The Oppo variant dropping to 33.4% shows the ceiling is attack-class-specific. RLLMv10 later improved this specific attack to 57.5% through additional shadow content — suggesting the ceiling is at least partially movable.
The Compression Function
RLLM is expressed as: Y_compressed = C10(C9(…C2(C1(Y, X1), X2)…, X9), X10)
Where Y is the base model, X1–X10 are the dataset layers, and C1–C10 are the training operations. The function is non-commutative — order matters. This is the mathematical expression of what SSH claims: developmental sequence determines the resulting state.
The Significance
This experiment, conducted on the smallest viable model with the simplest viable pipeline, produced alignment that resisted attacks which broke models orders of magnitude larger. The 67.8% isn’t perfection — but it’s 67.8% more than what base GPT-2 XL achieved, and it came from stories, not reward functions.

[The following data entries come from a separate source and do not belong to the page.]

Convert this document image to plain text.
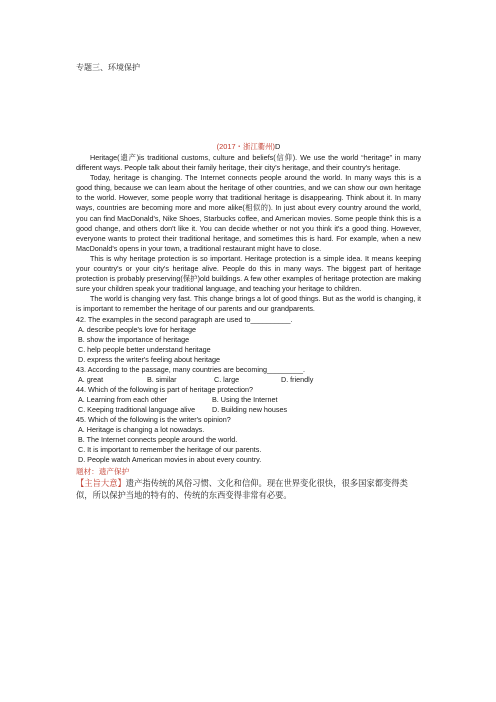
专题三、环境保护
(2017・浙江衢州)D

Heritage(遗产)is traditional customs, culture and beliefs(信仰). We use the world “heritage” in many different ways. People talk about their family heritage, their city's heritage, and their country's heritage.

Today, heritage is changing. The Internet connects people around the world. In many ways this is a good thing, because we can learn about the heritage of other countries, and we can show our own heritage to the world. However, some people worry that traditional heritage is disappearing. Think about it. In many ways, countries are becoming more and more alike(相似的). In just about every country around the world, you can find MacDonald's, Nike Shoes, Starbucks coffee, and American movies. Some people think this is a good change, and others don't like it. You can decide whether or not you think it's a good thing. However, everyone wants to protect their traditional heritage, and sometimes this is hard. For example, when a new MacDonald's opens in your town, a traditional restaurant might have to close.

This is why heritage protection is so important. Heritage protection is a simple idea. It means keeping your country's or your city's heritage alive. People do this in many ways. The biggest part of heritage protection is probably preserving(保护)old buildings. A few other examples of heritage protection are making sure your children speak your traditional language, and teaching your heritage to children.

The world is changing very fast. This change brings a lot of good things. But as the world is changing, it is important to remember the heritage of our parents and our grandparents.

42. The examples in the second paragraph are used to__________.

A. describe people's love for heritage

B. show the importance of heritage

C. help people better understand heritage

D. express the writer's feeling about heritage

43. According to the passage, many countries are becoming_________.

A. great	B. similar	C. large	D. friendly

44. Which of the following is part of heritage protection?

A. Learning from each other	B. Using the Internet

C. Keeping traditional language alive D. Building new houses

45. Which of the following is the writer's opinion?

A. Heritage is changing a lot nowadays.

B. The Internet connects people around the world.

C. It is important to remember the heritage of our parents.

D. People watch American movies in about every country.

题材：遗产保护

【主旨大意】遗产指传统的风俗习惯、文化和信仰。现在世界变化很快，很多国家都变得类似，所以保护当地的特有的、传统的东西变得非常有必要。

The data from this experiment launched a research program. The RLLMv7 ordering experiment, the RLLMv10 scaling experiment, the Theory of Mind generalization — all subsequent work builds on this foundation.
A small model, trained on narratives of becoming evil and learning self-control, defended against two-thirds of jailbreak attacks. That’s either a coincidence or the beginning of a different approach to alignment.
Part of the LessWrong Rewrites series — distilling Miguel’s research into its clearest form.